T.R. bristled. "I do not think that the Bogota lot of jack rabbits should be allowed permanently to bar one of the future highways of civilization," Roosevelt wrote Hay. Earlier that summer the New York lawyer for the French company, William Cromwell, left a meeting in Washington with the President to issue a press release stating that the province of Panama might secede from Colombia, in which case the U.S. would recognize Panama as an independent nation and conclude a treaty with the new state. This scheme seemed to violate an 1846 U.S. agreement to guarantee the sovereignty of Colombia in the isthmus. Violation or not, the plot was shortly put into effect.
As Historian David McCullough recounts in his current bestseller, The Path Between the Seas, a Panamanian secessionist who would soon become the first president of Panama, Dr. Manuel Amador Guerrero, met with Bunau-Varilla in room 1162 of the Waldorf-Astoria Hotel in New York City on Sept. 24, 1903. Bunau-Varilla later called that room "the cradle of the Panama republic." The frail, bespectacled Amador wanted assurance that the U.S. would support a Panamanian revolution. Bunau-Varilla left for Washington to put the question to Roosevelt. The Frenchman received "no assurances," Roosevelt said later, but the President added: "He is a very able fellow, and it was his business to find out what he thought our Government would do. He would have been a very dull man had he been unable to make such a guess."
Back in New York, Bunau-Varilla went to Macy's to purchase colored silk for a red, white and blue Panamanian flag (which his wife sewed), and he advised Amador that the U.S. would support the revolution—provided that its leaders would appoint Bunau-Varilla envoy to Washington to draft the canal treaty.

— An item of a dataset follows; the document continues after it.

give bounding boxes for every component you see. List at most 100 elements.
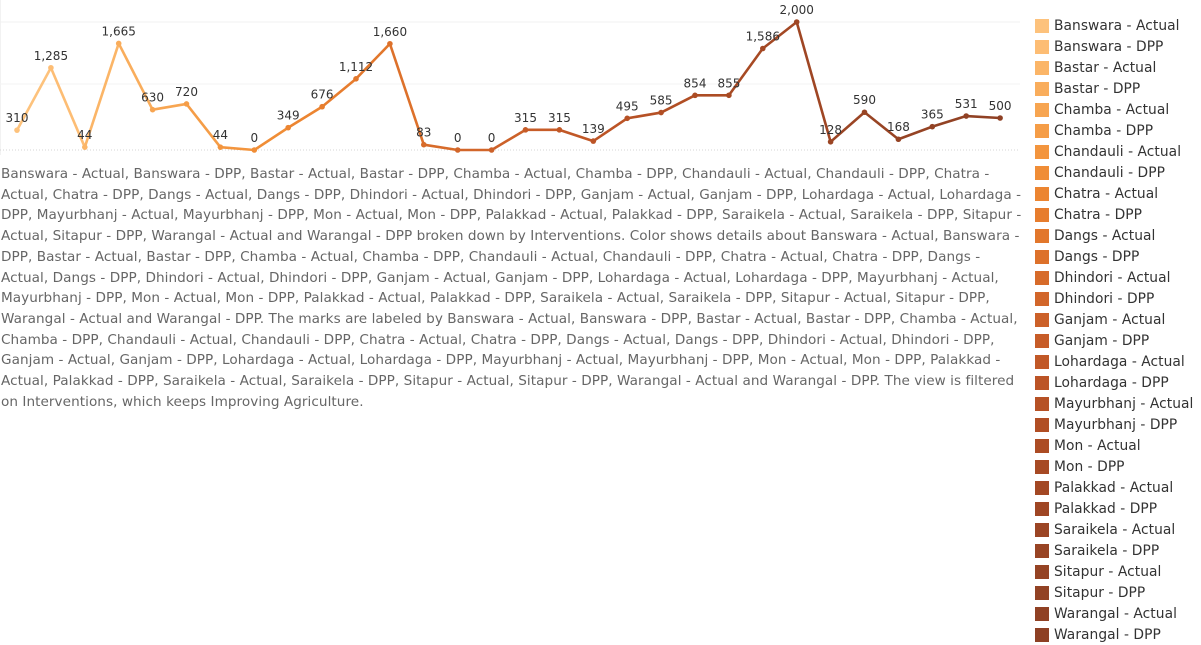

Reluctantly and a bit skeptically, Amador agreed. He sailed for Panama with Bunau-Varilla's promise of $100,000 to bribe Colombian troops; he hid his new flag under his clothing, wrapped around his torso. After arriving in Panama, Amador sent a coded cable: "Fate news bad powerful tiger. Urge vapor Colon." It meant that Colombian troops were arriving in five days, and the revolutionary plotters requested a U.S. steamer at Colon. Bunau-Varilla hurried to Washington and soon afterward the U.S.S. Nashville arrived at Colon—triggering the Panamanian revolution, which remained peaceful due to the presence of U.S. troops.